Quanto ao mito da criação hindu-indiana, Indra, sendo o líder dos Devas, nasceu, a partir de Purusha, uma entidade primordial masculina. E, dadas suas numerosas façanhas heróicas na narrativa mítica, Indra também é chamado de Vrtrahan (“o matador da serpente demônio Vritra “) e é notado como o pai de Arjuna , um dos heróis do épico indiano Mahabharata. No entanto, ao longo do tempo, a narrativa também tende a retratar as características “negativas” do rei guerreiro dos deuses, como sua propensão a altas doses da inebriante bebida “soma”* e atividades amorosas relacionadas às esposas de outras pessoas. Na literatura pós-védica, ele é até mesmo ridicularizado em ocasiões relativas a seu comportamento volúvel, assim aludindo narrativamente à crescente proeminência de outros deuses hindus, como o Trimurti – deus triplo (discutido mais adiante no artigo).

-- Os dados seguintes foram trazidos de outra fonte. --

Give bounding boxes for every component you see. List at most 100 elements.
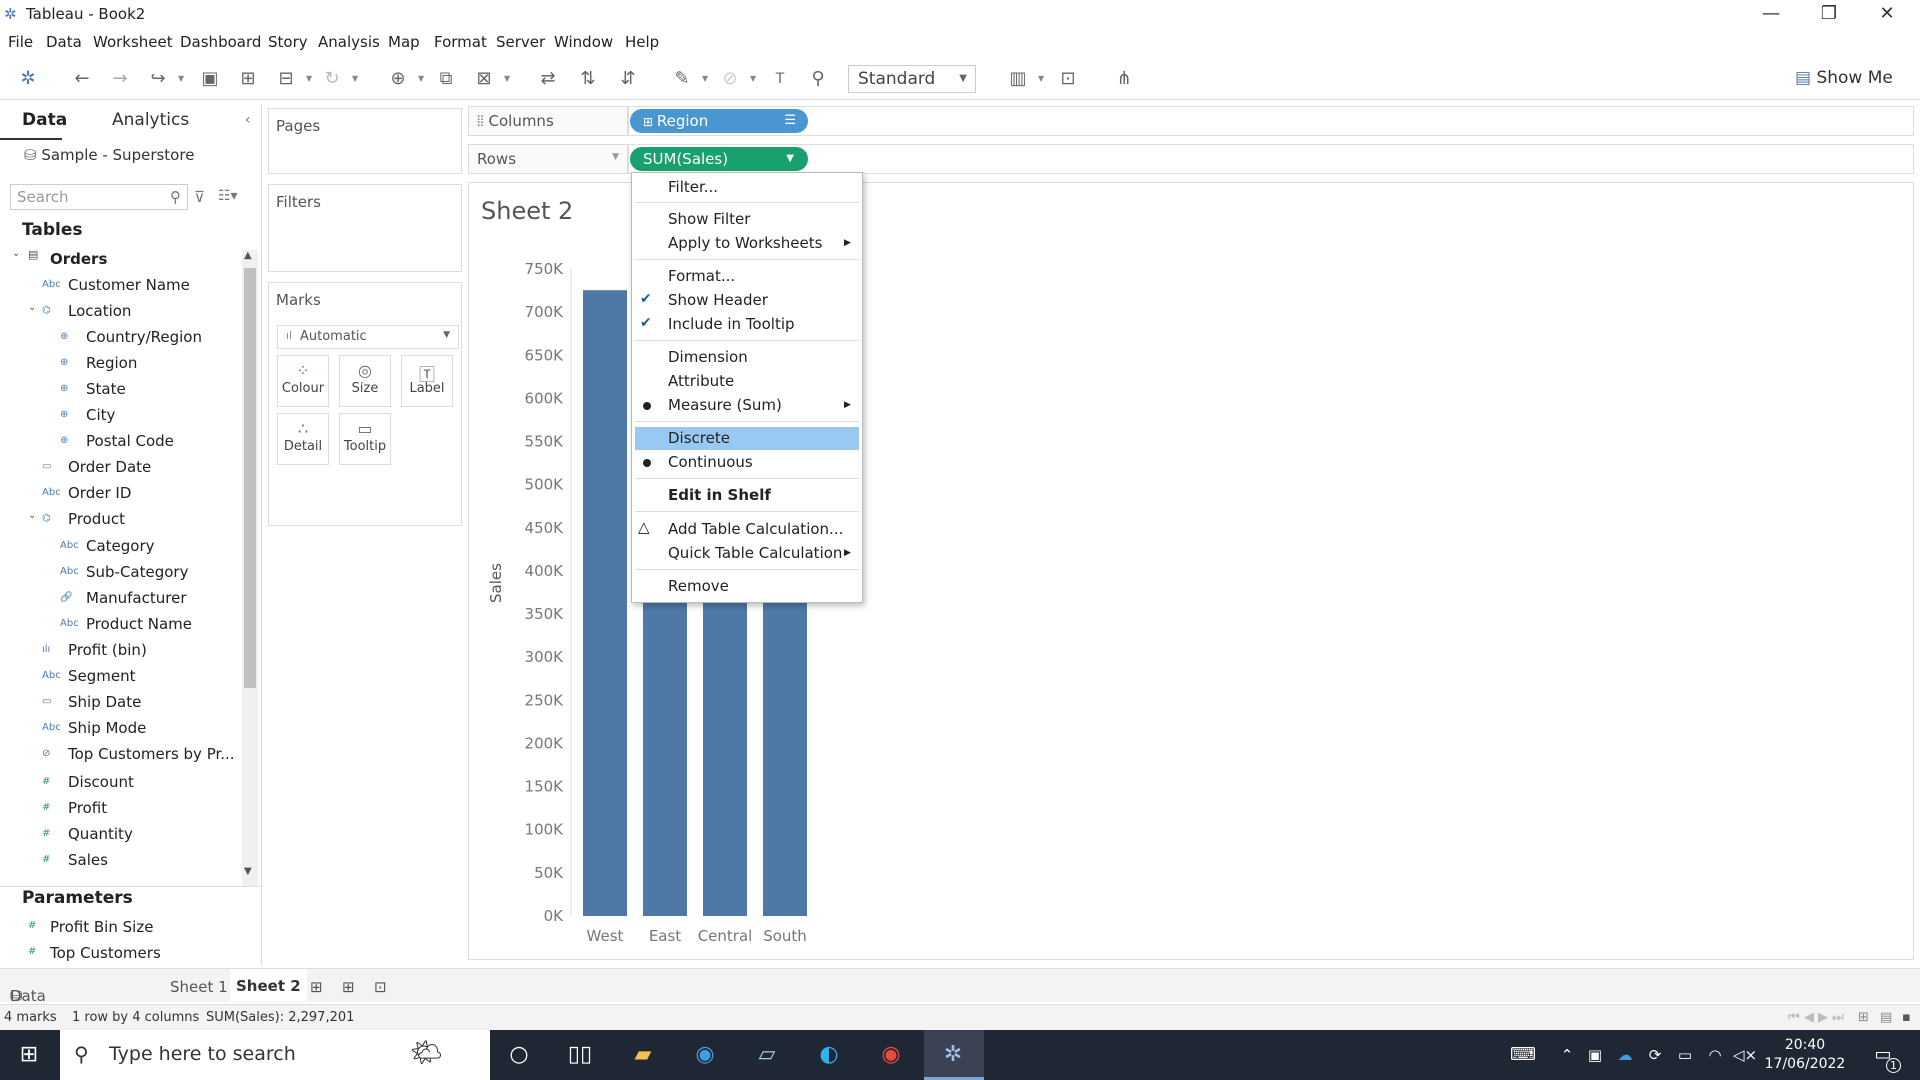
sheet-sorter-icon[interactable]: ⊞ <box>1858 1010 1869 1025</box>
menu-item-edit-in-shelf[interactable]: Edit in Shelf <box>668 486 771 504</box>
new-worksheet-icon[interactable]: ⊞ <box>310 978 323 996</box>
label-button[interactable]: 🅃 Label <box>401 355 453 407</box>
menu-item-include-in-tooltip[interactable]: Include in Tooltip <box>668 315 795 333</box>
tab-analytics[interactable]: Analytics <box>112 110 189 130</box>
field-item[interactable]: Order Date <box>68 458 151 476</box>
expand-icon[interactable]: ⌄ <box>12 248 20 259</box>
chevron-down-icon[interactable]: ▼ <box>750 74 758 83</box>
menu-item-add-table-calculation[interactable]: Add Table Calculation... <box>668 520 843 538</box>
menu-dashboard[interactable]: Dashboard <box>180 33 261 51</box>
field-item[interactable]: Location <box>68 302 131 320</box>
menu-item-continuous[interactable]: Continuous <box>668 453 753 471</box>
menu-item-show-header[interactable]: Show Header <box>668 291 768 309</box>
show-me-button[interactable]: ▤ Show Me <box>1795 68 1893 88</box>
scroll-down-icon[interactable]: ▼ <box>244 866 252 877</box>
chevron-down-icon[interactable]: ▼ <box>306 74 314 83</box>
tab-sheet-2[interactable]: Sheet 2 <box>230 969 307 1001</box>
onedrive-icon[interactable]: ☁ <box>1610 1040 1640 1070</box>
mark-type-dropdown[interactable]: ıl Automatic ▼ <box>277 325 459 349</box>
field-item[interactable]: State <box>86 380 126 398</box>
system-clock[interactable]: 20:40 17/06/2022 <box>1760 1036 1850 1074</box>
save-icon[interactable]: ▣ <box>196 66 224 92</box>
search-input[interactable]: Search ⚲ <box>10 184 188 210</box>
share-icon[interactable]: ⋔ <box>1110 66 1138 92</box>
duplicate-sheet-icon[interactable]: ⧉ <box>432 66 460 92</box>
bar-west[interactable] <box>583 290 627 916</box>
chevron-down-icon[interactable]: ▼ <box>504 74 512 83</box>
filters-card[interactable]: Filters <box>268 184 462 272</box>
field-item[interactable]: Manufacturer <box>86 589 187 607</box>
menu-item-quick-table-calculation[interactable]: Quick Table Calculation <box>668 544 842 562</box>
chevron-down-icon[interactable]: ▼ <box>352 74 360 83</box>
volume-icon[interactable]: ◁× <box>1730 1040 1760 1070</box>
field-item[interactable]: Segment <box>68 667 136 685</box>
refresh-icon[interactable]: ↻ <box>318 66 346 92</box>
datasource-name[interactable]: ⛁ Sample - Superstore <box>24 146 194 164</box>
show-labels-icon[interactable]: T <box>766 66 794 92</box>
menu-item-apply-to-worksheets[interactable]: Apply to Worksheets <box>668 234 822 252</box>
wifi-icon[interactable]: ◠ <box>1700 1040 1730 1070</box>
x-category-label[interactable]: West <box>587 927 624 945</box>
menu-item-attribute[interactable]: Attribute <box>668 372 734 390</box>
pause-update-icon[interactable]: ⊟ <box>272 66 300 92</box>
field-item[interactable]: Product <box>68 510 125 528</box>
redo-icon[interactable]: → <box>106 66 134 92</box>
x-category-label[interactable]: South <box>763 927 807 945</box>
parameter-profit-bin-size[interactable]: Profit Bin Size <box>50 918 153 936</box>
restore-button[interactable]: ❐ <box>1800 0 1858 28</box>
windows-start-icon[interactable]: ⊞ <box>14 1040 44 1070</box>
pages-card[interactable]: Pages <box>268 108 462 174</box>
scrollbar-thumb[interactable] <box>244 268 256 688</box>
fit-mode-dropdown[interactable]: Standard ▼ <box>848 65 976 93</box>
field-item[interactable]: Customer Name <box>68 276 190 294</box>
field-item[interactable]: Profit <box>68 799 107 817</box>
meet-icon[interactable]: ▣ <box>1580 1040 1610 1070</box>
file-explorer-icon[interactable]: ▰ <box>628 1040 658 1070</box>
y-axis-label[interactable]: Sales <box>487 563 505 603</box>
group-icon[interactable]: ⊘ <box>716 66 744 92</box>
new-dashboard-icon[interactable]: ⊞ <box>342 978 355 996</box>
menu-data[interactable]: Data <box>46 33 82 51</box>
field-item[interactable]: Region <box>86 354 137 372</box>
parameter-top-customers[interactable]: Top Customers <box>50 944 161 962</box>
rows-shelf[interactable] <box>628 144 1914 174</box>
menu-worksheet[interactable]: Worksheet <box>93 33 173 51</box>
tab-data[interactable]: Data <box>22 110 67 130</box>
field-item[interactable]: Quantity <box>68 825 133 843</box>
field-item[interactable]: Order ID <box>68 484 131 502</box>
table-orders[interactable]: Orders <box>50 250 107 268</box>
chevron-down-icon[interactable]: ▼ <box>1038 74 1046 83</box>
menu-analysis[interactable]: Analysis <box>318 33 380 51</box>
scroll-up-icon[interactable]: ▲ <box>244 250 252 261</box>
replay-icon[interactable]: ↪ <box>144 66 172 92</box>
columns-shelf[interactable] <box>628 106 1914 136</box>
cortana-icon[interactable]: ○ <box>504 1040 534 1070</box>
keyboard-icon[interactable]: ⌨ <box>1508 1040 1538 1070</box>
field-item[interactable]: Ship Date <box>68 693 141 711</box>
region-pill[interactable]: ⊞ Region ☰ <box>630 109 808 133</box>
clear-sheet-icon[interactable]: ⊠ <box>470 66 498 92</box>
fix-axes-icon[interactable]: ⚲ <box>804 66 832 92</box>
new-datasource-icon[interactable]: ⊞ <box>234 66 262 92</box>
taskbar-search[interactable]: ⚲ Type here to search 🌤 <box>60 1030 490 1080</box>
battery-icon[interactable]: ▭ <box>1670 1040 1700 1070</box>
x-category-label[interactable]: Central <box>698 927 753 945</box>
menu-item-format[interactable]: Format... <box>668 267 735 285</box>
tray-chevron-up-icon[interactable]: ⌃ <box>1552 1040 1582 1070</box>
filmstrip-icon[interactable]: ▤ <box>1880 1010 1892 1025</box>
menu-map[interactable]: Map <box>388 33 420 51</box>
task-view-icon[interactable]: ▯▯ <box>565 1040 595 1070</box>
sort-ascending-icon[interactable]: ⇅ <box>574 66 602 92</box>
menu-item-dimension[interactable]: Dimension <box>668 348 748 366</box>
field-item[interactable]: Postal Code <box>86 432 174 450</box>
field-item[interactable]: City <box>86 406 115 424</box>
edge-icon[interactable]: ◐ <box>814 1040 844 1070</box>
highlight-icon[interactable]: ✎ <box>668 66 696 92</box>
menu-item-filter[interactable]: Filter... <box>668 178 718 196</box>
menu-story[interactable]: Story <box>268 33 308 51</box>
bar-south[interactable] <box>763 578 807 916</box>
menu-item-remove[interactable]: Remove <box>668 577 729 595</box>
menu-file[interactable]: File <box>8 33 33 51</box>
field-item[interactable]: Country/Region <box>86 328 202 346</box>
close-button[interactable]: ✕ <box>1858 0 1916 28</box>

*soma: uma das bebidas mais misteriosas da história é a soma, consumida nos rituais dos antigos hindus. Acredita-se que a bebida sagrada, que possui efeito similar à ayahuasca, conferia imortalidade, tanto é que os dois principais deuses dessa cultura, Indra e Agni, eram retratados consumindo-a em quantidades copiosas.

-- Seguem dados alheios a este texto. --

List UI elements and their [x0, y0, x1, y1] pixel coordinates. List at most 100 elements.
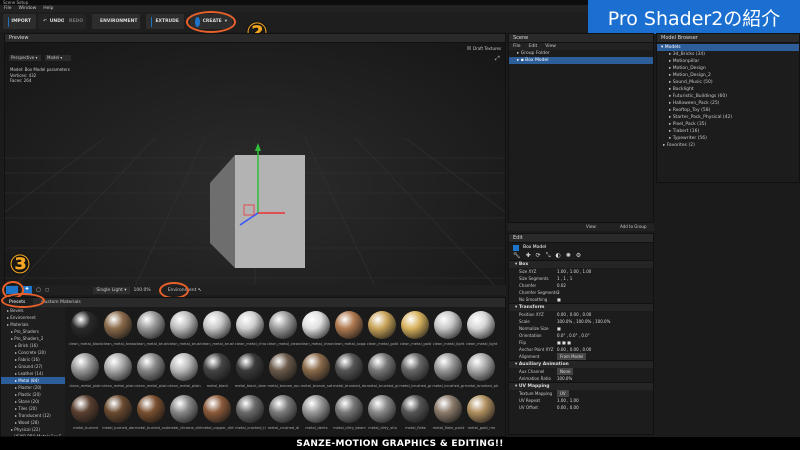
- edit-row[interactable]: Size XYZ 1.00 , 1.00 , 1.00: [509, 268, 653, 275]
- material-swatch[interactable]: [368, 353, 396, 381]
- environment-button[interactable]: ENVIRONMENT: [92, 14, 140, 29]
- model-item[interactable]: ▾ Models: [657, 44, 799, 51]
- material-swatch[interactable]: [434, 353, 462, 381]
- material-swatch[interactable]: [236, 395, 264, 423]
- material-swatch[interactable]: [335, 353, 363, 381]
- shading-select[interactable]: Model ▾: [45, 55, 71, 61]
- preset-tree-item[interactable]: ▸ Tiles (20): [1, 405, 65, 412]
- preset-tree-item[interactable]: ▸ Metal (84): [1, 377, 65, 384]
- menu-window[interactable]: Window: [19, 5, 37, 12]
- preset-tree-item[interactable]: ▸ Ground (27): [1, 363, 65, 370]
- model-item[interactable]: ▸ Sound_Music (50): [657, 79, 799, 86]
- draft-textures-toggle[interactable]: Draft Textures: [467, 46, 501, 51]
- model-item[interactable]: ▸ Pixel_Pack (35): [657, 121, 799, 128]
- material-swatch[interactable]: [170, 311, 198, 339]
- model-item[interactable]: ▸ Halloween_Pack (25): [657, 100, 799, 107]
- edit-section-transform[interactable]: ▾ Transform: [509, 303, 653, 311]
- material-swatch[interactable]: [467, 395, 495, 423]
- preset-tree-item[interactable]: ▸ Bevels: [1, 307, 65, 314]
- material-swatch[interactable]: [236, 311, 264, 339]
- view-mode-select[interactable]: Perspective ▾: [9, 55, 41, 61]
- model-item[interactable]: ▸ Rooftop_Toy (58): [657, 107, 799, 114]
- material-swatch[interactable]: [104, 311, 132, 339]
- material-swatch[interactable]: [203, 311, 231, 339]
- scene-menu-view[interactable]: View: [545, 43, 556, 50]
- material-swatch[interactable]: [401, 395, 429, 423]
- material-swatch[interactable]: [368, 395, 396, 423]
- preset-tree-item[interactable]: ▸ Environment: [1, 314, 65, 321]
- material-swatch[interactable]: [467, 353, 495, 381]
- preset-tree-item[interactable]: ▸ Stone (20): [1, 398, 65, 405]
- edit-row[interactable]: Flip ■ ■ ■: [509, 339, 653, 346]
- preset-tree-item[interactable]: ▸ Pro_Shaders_2: [1, 335, 65, 342]
- expand-icon[interactable]: ⤢: [495, 55, 500, 63]
- material-swatch[interactable]: [434, 395, 462, 423]
- material-swatch[interactable]: [401, 311, 429, 339]
- material-swatch[interactable]: [71, 395, 99, 423]
- edit-row[interactable]: No Smoothing ■: [509, 296, 653, 303]
- edit-row[interactable]: Chamfer Segments 3: [509, 289, 653, 296]
- edit-section-box[interactable]: ▾ Box: [509, 260, 653, 268]
- viewport[interactable]: Perspective ▾ Model ▾ Draft Textures Mod…: [5, 43, 505, 286]
- material-swatch[interactable]: [335, 395, 363, 423]
- settings-icon[interactable]: ⚙: [576, 252, 581, 260]
- scene-menu-file[interactable]: File: [513, 43, 521, 50]
- edit-row[interactable]: Aux Channel None: [509, 368, 653, 375]
- preset-tree-item[interactable]: ▸ Materials: [1, 321, 65, 328]
- model-item[interactable]: ▸ Motion_Design: [657, 65, 799, 72]
- scene-menu-edit[interactable]: Edit: [529, 43, 538, 50]
- material-swatch[interactable]: [137, 395, 165, 423]
- box-model[interactable]: [200, 143, 320, 273]
- material-swatch[interactable]: [71, 353, 99, 381]
- scale-icon[interactable]: ⤡: [546, 252, 551, 260]
- edit-row[interactable]: Orientation 0.0° , 0.0° , 0.0°: [509, 332, 653, 339]
- material-swatch[interactable]: [203, 353, 231, 381]
- material-swatch[interactable]: [170, 395, 198, 423]
- scene-item-group-folder[interactable]: ▸ Group Folder: [509, 50, 653, 57]
- material-swatch[interactable]: [302, 395, 330, 423]
- material-swatch[interactable]: [170, 353, 198, 381]
- edit-row[interactable]: Alignment From Model: [509, 353, 653, 360]
- material-swatch[interactable]: [71, 311, 99, 339]
- wrench-icon[interactable]: 🔧︎: [513, 252, 521, 260]
- menu-file[interactable]: File: [4, 5, 12, 12]
- model-item[interactable]: ▸ Motionpillar: [657, 58, 799, 65]
- light-select[interactable]: Single Light ▾: [93, 286, 130, 294]
- material-swatch[interactable]: [137, 311, 165, 339]
- orbit-icon[interactable]: ◯: [36, 288, 41, 293]
- material-swatch[interactable]: [401, 353, 429, 381]
- material-swatch[interactable]: [269, 395, 297, 423]
- material-swatch[interactable]: [302, 353, 330, 381]
- undo-button[interactable]: ↶ UNDO: [38, 14, 65, 29]
- model-item[interactable]: ▸ Backlight: [657, 86, 799, 93]
- model-item[interactable]: ▸ Motion_Design_2: [657, 72, 799, 79]
- preset-tree-item[interactable]: ▸ Concrete (20): [1, 349, 65, 356]
- edit-row[interactable]: Normalize Size ■: [509, 325, 653, 332]
- model-item[interactable]: ▸ Typewriter (56): [657, 135, 799, 142]
- material-swatch[interactable]: [269, 311, 297, 339]
- material-swatch[interactable]: [137, 353, 165, 381]
- material-swatch[interactable]: [236, 353, 264, 381]
- edit-row[interactable]: UV Repeat 1.00 , 1.00: [509, 397, 653, 404]
- edit-row[interactable]: UV Offset 0.00 , 0.00: [509, 404, 653, 411]
- edit-row[interactable]: Position XYZ 0.00 , 0.00 , 0.00: [509, 311, 653, 318]
- model-item[interactable]: ▸ Tiabert (16): [657, 128, 799, 135]
- edit-row[interactable]: Scale 100.0% , 100.0% , 100.0%: [509, 318, 653, 325]
- material-swatch[interactable]: [434, 311, 462, 339]
- material-swatch[interactable]: [302, 311, 330, 339]
- menu-help[interactable]: Help: [43, 5, 53, 12]
- material-swatch[interactable]: [335, 311, 363, 339]
- import-button[interactable]: IMPORT: [3, 14, 36, 29]
- preset-tree-item[interactable]: ▸ Pro_Shaders: [1, 328, 65, 335]
- edit-row[interactable]: Texture Mapping UV: [509, 390, 653, 397]
- frame-icon[interactable]: ▢: [45, 288, 49, 293]
- preset-tree-item[interactable]: ▸ Plastic (20): [1, 391, 65, 398]
- material-swatch[interactable]: [104, 395, 132, 423]
- model-item[interactable]: ▸ Futuristic_Buildings (60): [657, 93, 799, 100]
- material-swatch[interactable]: [203, 395, 231, 423]
- material-swatch[interactable]: [269, 353, 297, 381]
- edit-section-uv[interactable]: ▾ UV Mapping: [509, 382, 653, 390]
- preset-tree-item[interactable]: ▸ Physical (22): [1, 426, 65, 433]
- material-swatch[interactable]: [368, 311, 396, 339]
- rotate-icon[interactable]: ⟳: [536, 252, 541, 260]
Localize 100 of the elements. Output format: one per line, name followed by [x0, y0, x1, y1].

O Rig Veda (Livro dos Hinos), o documento mais antigo da literatura hindu, composto por volta de 5.000 anos atrás, já atestava: “Nós bebemos soma, nos tornamos imortais, chegamos à luz, encontramos deuses”. No entanto, com o tempo, a identidade da planta da qual soma era extraída ou fermentada se perdeu. (leia mais aqui sobre essa bebida)

2) Agni

Deus Agni
Fonte: Wordzz

O termo literal em sânscrito para o fogo, Agni, sem surpresa, é a principal divindade do fogo entre os antigos deuses e deusas hindus. Para esse fim, foi hipotetizado que Agni foi possivelmente o segundo mais importante dos primeiros deuses indianos (depois de Indra), como sugerido pelo número de hinos dedicados a ele no Rig Veda. Curiosamente, o fogo ainda é central para o tema do culto hindu, com seu papel crucial nos vários yajnas (ritos). E mesmo além de seu aspecto de fogo no domínio terrestre, Agni simbolizava outras formas de energia na “atmosfera”, incluindo tanto o raio quanto o sol.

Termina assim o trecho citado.